Test equipment will remain important to developing and maintaining wireless networks, and that test equipment will continue to become more sophisticated. All users of test equipment need to remember that measurements aren't perfect while instruments usually have higher RF performance than equipment used in the network (especially User Equipment), engineers and technicians always have to use good measurement technique. It may make sense to invest in operator training, especially for inexperienced technicians or new engineers.
I believe 2009 will see the rapid advancement of new wireless and radio architectures that will drive new skill requirements for design engineers. While the need for experienced "RF" engineers will continue to be high, these engineers must adapt their skills to understand other disciplines, like embedded SW development, digital signal processing and baseband HW design. It is the intimate marriage of high-frequency technologies with traditional baseband DSP that will become the norm. Engineers can no longer live on a technological island with tools and design methodologies that are unique to a given field.
While the OEMs are still generally involved in the selection of critical components, more of the wireless design is being farmed out to OEMs and first-tier suppliers. Now, the business must be won at many points: design-in can occur at one location or several times at different locations, production another, procurement a third and the acquisition channel (channel may be distribution or direct) may be a forth point. Determining just who the "customer" is can be a difficult task. Understanding which "customer" in the supply chain has authority for component approval, terms of business, purchasing, forecasting, delivery control and quality requires good coordination among various resources throughout the world.

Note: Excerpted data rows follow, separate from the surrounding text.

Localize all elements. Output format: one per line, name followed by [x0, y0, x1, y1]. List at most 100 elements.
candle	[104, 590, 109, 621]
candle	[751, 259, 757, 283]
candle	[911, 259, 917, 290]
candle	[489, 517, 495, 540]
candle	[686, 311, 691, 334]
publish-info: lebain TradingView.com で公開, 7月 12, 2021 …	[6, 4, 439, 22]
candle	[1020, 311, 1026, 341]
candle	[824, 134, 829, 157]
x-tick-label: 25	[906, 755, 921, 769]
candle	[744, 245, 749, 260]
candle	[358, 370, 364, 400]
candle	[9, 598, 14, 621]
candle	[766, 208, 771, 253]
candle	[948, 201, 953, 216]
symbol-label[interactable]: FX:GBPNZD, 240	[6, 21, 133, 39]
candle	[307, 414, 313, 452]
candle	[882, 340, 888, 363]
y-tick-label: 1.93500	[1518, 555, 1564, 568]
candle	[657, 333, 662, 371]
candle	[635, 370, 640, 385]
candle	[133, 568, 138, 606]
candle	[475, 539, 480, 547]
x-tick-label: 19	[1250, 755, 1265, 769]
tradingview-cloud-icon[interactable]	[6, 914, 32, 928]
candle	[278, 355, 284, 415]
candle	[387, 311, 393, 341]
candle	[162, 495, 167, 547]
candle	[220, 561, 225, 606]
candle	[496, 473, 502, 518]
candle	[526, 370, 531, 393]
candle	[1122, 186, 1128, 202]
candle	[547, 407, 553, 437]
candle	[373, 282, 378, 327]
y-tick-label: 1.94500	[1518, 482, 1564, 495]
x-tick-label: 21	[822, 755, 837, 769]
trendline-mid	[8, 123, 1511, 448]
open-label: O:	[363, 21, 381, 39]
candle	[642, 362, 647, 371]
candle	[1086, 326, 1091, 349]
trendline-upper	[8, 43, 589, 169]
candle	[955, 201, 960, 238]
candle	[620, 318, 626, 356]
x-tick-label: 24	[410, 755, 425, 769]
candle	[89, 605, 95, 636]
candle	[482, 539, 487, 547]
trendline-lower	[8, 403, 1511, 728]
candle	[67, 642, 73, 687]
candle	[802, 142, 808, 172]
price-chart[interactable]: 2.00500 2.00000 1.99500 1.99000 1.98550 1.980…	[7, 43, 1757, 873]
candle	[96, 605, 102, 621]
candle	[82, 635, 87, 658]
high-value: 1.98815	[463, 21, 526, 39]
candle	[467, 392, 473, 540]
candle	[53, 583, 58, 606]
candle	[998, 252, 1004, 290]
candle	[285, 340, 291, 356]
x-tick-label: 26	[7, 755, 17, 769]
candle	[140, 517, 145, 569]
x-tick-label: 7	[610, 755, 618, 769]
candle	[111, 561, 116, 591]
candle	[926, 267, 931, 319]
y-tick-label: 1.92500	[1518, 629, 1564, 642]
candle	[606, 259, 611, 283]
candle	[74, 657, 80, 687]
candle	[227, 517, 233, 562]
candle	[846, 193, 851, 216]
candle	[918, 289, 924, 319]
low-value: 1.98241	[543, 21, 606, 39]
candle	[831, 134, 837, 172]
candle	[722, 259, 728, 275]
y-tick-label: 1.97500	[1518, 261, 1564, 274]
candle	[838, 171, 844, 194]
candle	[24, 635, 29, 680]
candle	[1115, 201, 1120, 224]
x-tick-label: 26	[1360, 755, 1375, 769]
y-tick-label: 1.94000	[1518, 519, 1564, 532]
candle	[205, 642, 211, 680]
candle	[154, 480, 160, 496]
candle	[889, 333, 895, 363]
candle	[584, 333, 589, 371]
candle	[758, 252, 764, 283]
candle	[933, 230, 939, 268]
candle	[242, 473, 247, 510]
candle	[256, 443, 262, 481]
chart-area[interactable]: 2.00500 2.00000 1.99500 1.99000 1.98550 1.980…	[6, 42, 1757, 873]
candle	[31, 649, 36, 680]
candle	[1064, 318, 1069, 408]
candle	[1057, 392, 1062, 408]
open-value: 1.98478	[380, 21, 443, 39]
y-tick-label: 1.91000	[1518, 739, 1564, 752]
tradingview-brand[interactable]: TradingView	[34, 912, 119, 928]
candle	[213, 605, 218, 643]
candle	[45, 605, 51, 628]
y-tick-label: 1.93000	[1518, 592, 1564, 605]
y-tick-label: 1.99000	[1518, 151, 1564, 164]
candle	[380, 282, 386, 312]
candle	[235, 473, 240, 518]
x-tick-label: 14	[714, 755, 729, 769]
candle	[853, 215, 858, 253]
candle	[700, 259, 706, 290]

Wireless technologies originally designed for consumer applications will increasingly be adapted for use in non-consumer environments, such as automotive electronics and medical devices. The design engineer will need to make sure that the specifications, quality and reliability attributes of the consumer grade products meet the requirements of the new applications.
What did not happen: Although the wireless industry was not unaffected by job cuts and project delays aimed at reducing costs, it nevertheless remained very strong in spite of worsening overall economic conditions. Innovation remained impressive throughout the year, with steady adoption of new products and technologies.
As we move into 2009, the manufacturers of wireless equipment will most likely continue to take a guarded approach to spending, while positioning themselves to remain competitive. This will require designers to demonstrate their ability to quickly create innovative, differentiating products and make efficient use of resources. The wireless industry has repeatedly demonstrated that it has some of the world's most capable R&D teams, and I'm certain they will rise to the unique challenges dictated by the market in the coming year.